There are Few "Tree Huggers" Here in Stockton
For those of us living in Stockton, who are concerned about global warming, urban sprawl, and the environment in general, know that we face a majority of ignorance about such issues. Along the Smith Canal, garbage is dumped regularly, and though the city has raised fines and devoted more police to investigate such dumping, the litter continues to be pushed over the edge of the levee roads into the water. However, even along my conservative block of waterfront property owners, there was a collective sigh today as a Andre, my neighbor, cut down two Coastal Redwood trees with trunk diameters greater than 30 inches. "Those California Pines are dying", a wood cutter with chainsaw in hand remarked. I took exception to the judgement as the trees were clearly healthy given the green spring growth on the ends of the branches. "Where's your license, I asked". He said, "I have one but I don't carry it with me". Fat chance, I thought to myself, "Well, you're supposed to by law". But, it was Saturday, code enforcement offices were closed, and the tree climber was already busy climbing and cutting the branches off one of the 100 foot tall trees.
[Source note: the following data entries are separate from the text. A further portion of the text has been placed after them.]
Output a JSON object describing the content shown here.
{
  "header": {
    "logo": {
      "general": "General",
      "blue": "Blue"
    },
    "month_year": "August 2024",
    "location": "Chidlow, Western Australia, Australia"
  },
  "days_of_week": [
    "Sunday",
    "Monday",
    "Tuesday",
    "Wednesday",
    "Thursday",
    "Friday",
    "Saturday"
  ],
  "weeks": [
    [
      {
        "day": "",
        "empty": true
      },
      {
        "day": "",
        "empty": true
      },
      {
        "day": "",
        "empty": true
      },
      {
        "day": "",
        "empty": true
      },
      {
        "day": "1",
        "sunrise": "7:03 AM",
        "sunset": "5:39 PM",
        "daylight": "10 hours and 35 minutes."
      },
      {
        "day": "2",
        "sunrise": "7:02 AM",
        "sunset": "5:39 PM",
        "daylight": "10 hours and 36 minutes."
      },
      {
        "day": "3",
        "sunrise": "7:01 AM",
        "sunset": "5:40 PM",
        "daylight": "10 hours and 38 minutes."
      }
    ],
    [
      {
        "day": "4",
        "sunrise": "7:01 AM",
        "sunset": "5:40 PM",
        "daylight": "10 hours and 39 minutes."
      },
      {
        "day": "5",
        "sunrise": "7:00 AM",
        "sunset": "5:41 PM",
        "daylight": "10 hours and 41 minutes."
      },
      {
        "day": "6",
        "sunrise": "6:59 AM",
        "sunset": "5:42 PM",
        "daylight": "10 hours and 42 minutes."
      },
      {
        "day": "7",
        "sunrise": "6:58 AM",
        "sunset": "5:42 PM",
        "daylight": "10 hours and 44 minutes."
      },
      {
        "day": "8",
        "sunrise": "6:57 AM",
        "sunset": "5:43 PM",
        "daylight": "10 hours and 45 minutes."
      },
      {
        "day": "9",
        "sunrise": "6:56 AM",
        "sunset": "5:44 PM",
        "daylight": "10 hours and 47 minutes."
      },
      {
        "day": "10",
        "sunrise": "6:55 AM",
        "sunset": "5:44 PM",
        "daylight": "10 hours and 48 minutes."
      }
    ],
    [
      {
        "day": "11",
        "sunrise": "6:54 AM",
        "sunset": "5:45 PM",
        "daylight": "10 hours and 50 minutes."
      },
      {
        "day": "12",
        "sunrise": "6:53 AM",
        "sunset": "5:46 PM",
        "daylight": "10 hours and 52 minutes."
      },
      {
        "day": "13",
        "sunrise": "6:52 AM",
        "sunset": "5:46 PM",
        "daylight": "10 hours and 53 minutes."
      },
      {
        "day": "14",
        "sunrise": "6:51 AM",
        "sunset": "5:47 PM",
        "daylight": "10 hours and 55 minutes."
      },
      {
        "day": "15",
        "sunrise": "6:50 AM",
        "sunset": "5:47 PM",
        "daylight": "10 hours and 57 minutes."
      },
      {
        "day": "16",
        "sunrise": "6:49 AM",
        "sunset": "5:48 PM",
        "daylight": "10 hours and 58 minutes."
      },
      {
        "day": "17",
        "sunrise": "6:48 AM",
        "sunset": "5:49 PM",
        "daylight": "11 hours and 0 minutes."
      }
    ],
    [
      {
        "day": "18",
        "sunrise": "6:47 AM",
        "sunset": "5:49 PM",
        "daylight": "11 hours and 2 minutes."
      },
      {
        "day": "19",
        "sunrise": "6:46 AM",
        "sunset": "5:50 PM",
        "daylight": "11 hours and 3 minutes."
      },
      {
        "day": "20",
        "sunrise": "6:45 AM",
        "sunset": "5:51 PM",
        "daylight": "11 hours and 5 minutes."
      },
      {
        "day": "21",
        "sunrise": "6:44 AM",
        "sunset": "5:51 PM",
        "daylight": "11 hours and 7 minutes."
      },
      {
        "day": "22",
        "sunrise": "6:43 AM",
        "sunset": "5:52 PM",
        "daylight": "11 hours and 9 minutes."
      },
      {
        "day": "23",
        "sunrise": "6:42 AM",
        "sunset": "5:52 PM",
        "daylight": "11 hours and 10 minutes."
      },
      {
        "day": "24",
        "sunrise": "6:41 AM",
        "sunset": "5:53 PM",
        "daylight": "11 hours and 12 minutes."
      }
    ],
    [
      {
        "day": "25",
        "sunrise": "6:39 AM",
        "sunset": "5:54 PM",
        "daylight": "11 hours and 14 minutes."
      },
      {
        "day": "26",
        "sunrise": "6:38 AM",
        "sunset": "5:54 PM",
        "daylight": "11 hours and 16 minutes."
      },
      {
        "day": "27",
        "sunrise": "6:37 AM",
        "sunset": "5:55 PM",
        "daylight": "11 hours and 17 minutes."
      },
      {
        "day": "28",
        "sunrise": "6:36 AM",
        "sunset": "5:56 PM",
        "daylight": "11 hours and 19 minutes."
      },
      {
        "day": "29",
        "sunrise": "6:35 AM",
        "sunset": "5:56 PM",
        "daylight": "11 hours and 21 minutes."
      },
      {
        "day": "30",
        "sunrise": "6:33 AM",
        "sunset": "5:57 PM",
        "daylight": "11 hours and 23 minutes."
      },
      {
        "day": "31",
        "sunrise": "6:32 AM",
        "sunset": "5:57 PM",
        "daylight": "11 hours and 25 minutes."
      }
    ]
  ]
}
Old Joe, ordinarily a strident property rights advocate reminisced about the 45 year old trees. "I loved those trees", he said, "but a person has a right to do whatever they want with their property." I asked Andre why he wanted to cut the trees. He said, "I need more parking and place to put that dumpster". I wondered when the old Bull pine in his backyard would be cut down. It is unstable and part of it fell down two years ago. That 120 foot tall tree has had a nesting pair of hawks in it for many years. But, in Stockton, a person has the right to do with their property as they like. I for one think my neighbor is a fool who just devalued his property though, and there wasn't a person on the block who didn't question in judgement about that. His humble little home would be worth little if it weren't for its waterfront and shade giving trees.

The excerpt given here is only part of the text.